Bien sûr, les États-Unis ont utilisé cet atout dans la guerre commerciale avec la Chine. Cependant, ce n'est qu'un instrument de pression derrière lequel se cachent en réalité des peurs bien plus grandes de Washington. Les États-Unis craignent que la Chine les rattrape dans le domaine de l'IA, ce qui augmenterait drastiquement le potentiel militaire chinois et accroîtrait la menace pour la sécurité nationale américaine. Peut-être ce facteur joue-t-il un rôle encore plus grand dans la prise de décision concernant la limitation des exportations de produits de haute technologie des États-Unis vers la Chine. 

Washington a d'abord limité les livraisons de puces avancées, puis les livraisons de versions spéciales pour le marché chinois. Un tel instrument classique de concurrence techno-économique a augmenté le coût des projets en Chine et compliqué les plans des entreprises chinoises. 

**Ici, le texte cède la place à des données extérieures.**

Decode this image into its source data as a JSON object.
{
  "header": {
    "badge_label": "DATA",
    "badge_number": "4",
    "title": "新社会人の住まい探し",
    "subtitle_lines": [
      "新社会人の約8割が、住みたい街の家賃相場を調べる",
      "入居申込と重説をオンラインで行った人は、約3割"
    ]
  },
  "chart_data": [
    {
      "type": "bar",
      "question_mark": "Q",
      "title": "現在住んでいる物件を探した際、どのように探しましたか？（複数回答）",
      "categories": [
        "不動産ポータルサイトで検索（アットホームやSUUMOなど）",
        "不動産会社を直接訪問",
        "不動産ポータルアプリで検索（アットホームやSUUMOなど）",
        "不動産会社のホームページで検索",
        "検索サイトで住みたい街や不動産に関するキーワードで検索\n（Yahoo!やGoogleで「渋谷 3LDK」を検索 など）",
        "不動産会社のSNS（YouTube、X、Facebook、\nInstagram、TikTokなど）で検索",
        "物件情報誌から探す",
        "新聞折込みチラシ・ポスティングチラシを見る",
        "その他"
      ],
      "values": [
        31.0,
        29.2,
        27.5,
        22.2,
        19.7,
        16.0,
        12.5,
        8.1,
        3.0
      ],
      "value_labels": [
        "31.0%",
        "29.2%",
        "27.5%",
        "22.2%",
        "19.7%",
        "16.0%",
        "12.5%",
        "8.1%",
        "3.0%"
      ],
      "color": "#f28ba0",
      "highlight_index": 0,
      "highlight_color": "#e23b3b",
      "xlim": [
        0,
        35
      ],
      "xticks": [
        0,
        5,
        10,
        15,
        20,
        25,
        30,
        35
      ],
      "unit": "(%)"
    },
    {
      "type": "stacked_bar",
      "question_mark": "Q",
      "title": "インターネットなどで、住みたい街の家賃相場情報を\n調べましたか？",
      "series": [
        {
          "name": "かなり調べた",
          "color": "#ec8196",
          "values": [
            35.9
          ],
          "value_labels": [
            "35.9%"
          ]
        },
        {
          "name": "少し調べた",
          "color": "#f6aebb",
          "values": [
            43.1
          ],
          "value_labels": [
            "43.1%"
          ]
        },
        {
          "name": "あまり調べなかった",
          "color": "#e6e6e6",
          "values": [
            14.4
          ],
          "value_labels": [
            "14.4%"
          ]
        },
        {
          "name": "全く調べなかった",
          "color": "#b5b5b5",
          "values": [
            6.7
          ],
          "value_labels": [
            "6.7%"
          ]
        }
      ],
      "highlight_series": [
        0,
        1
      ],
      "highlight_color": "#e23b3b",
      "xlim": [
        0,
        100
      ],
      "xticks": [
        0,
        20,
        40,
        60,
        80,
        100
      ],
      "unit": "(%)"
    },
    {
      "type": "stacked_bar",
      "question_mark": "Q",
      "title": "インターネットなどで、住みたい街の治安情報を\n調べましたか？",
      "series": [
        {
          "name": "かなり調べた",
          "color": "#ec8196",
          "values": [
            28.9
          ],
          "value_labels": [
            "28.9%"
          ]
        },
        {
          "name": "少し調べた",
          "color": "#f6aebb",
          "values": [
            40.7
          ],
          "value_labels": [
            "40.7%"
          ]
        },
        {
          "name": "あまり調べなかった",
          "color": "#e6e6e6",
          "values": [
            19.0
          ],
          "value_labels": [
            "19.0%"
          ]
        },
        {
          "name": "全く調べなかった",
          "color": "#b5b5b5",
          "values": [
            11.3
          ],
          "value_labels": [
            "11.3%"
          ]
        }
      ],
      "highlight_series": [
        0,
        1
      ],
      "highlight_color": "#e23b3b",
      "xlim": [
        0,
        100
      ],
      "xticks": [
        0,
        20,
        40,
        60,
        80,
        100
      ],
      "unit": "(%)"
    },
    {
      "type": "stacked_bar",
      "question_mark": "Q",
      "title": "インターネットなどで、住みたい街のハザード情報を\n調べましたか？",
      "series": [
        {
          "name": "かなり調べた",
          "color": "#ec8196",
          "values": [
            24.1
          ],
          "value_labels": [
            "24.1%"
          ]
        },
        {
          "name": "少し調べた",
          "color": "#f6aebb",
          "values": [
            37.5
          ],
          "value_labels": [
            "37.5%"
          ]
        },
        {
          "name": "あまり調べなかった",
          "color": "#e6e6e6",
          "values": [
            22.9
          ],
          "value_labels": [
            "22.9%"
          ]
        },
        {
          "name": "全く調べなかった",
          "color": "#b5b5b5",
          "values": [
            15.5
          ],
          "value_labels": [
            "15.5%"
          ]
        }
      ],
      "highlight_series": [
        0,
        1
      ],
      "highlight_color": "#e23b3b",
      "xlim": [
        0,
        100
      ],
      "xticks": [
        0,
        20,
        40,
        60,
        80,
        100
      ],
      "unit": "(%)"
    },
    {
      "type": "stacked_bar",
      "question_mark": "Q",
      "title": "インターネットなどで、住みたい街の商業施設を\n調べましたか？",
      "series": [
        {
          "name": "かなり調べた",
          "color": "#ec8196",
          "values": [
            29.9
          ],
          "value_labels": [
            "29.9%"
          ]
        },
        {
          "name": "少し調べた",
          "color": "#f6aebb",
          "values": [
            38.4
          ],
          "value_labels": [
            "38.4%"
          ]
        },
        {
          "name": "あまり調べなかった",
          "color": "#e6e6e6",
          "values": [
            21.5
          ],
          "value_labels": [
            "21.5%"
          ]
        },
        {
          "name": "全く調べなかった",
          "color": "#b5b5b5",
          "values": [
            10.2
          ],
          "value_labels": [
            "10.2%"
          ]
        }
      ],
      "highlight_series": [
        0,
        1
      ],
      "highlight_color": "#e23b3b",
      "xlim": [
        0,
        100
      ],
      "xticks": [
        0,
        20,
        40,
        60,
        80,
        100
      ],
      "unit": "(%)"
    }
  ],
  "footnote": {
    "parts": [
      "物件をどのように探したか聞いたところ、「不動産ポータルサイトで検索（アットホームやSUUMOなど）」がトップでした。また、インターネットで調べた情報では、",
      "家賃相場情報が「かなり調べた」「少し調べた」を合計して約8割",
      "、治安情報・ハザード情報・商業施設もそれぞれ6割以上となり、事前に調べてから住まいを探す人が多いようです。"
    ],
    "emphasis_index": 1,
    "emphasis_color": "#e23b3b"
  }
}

La Chine n'est pas la seule à ne pas pouvoir rattraper Nvidia dans le domaine des puces graphiques qui trouvent maintenant une application dans l'IA. Les célèbres entreprises américaines Intel et AMD n'y sont pas encore parvenues non plus pour l'instant. 

La Chine a tenté ces dernières années de réduire cette dépendance vis-à-vis des États-Unis dans l'IA. Par exemple, elle a créé des complexes logiciels alternatifs et des environnements pour l'intelligence artificielle comme PaddlePaddle de Baidu ou MindSpore de Huawei. Mais ils sont apparus bien plus tard que leurs analogues américains et ont longtemps été inférieurs en termes de commodité, de nombre d'utilisateurs et de diffusion. Néanmoins, l'écart avec les États-Unis se réduit progressivement grâce au fait que l'État alloue des milliards de dollars au soutien des développeurs nationaux et stimule la transition vers ses propres solutions. 

Même si la Chine fait moins bien que les États-Unis, ce n'est pas très important. L'important est qu'elle acquiert sa souveraineté technologique. Ainsi, la Chine parvient depuis longtemps déjà à concevoir et à produire des processeurs spécialisés, notamment pour le minage de cryptomonnaies.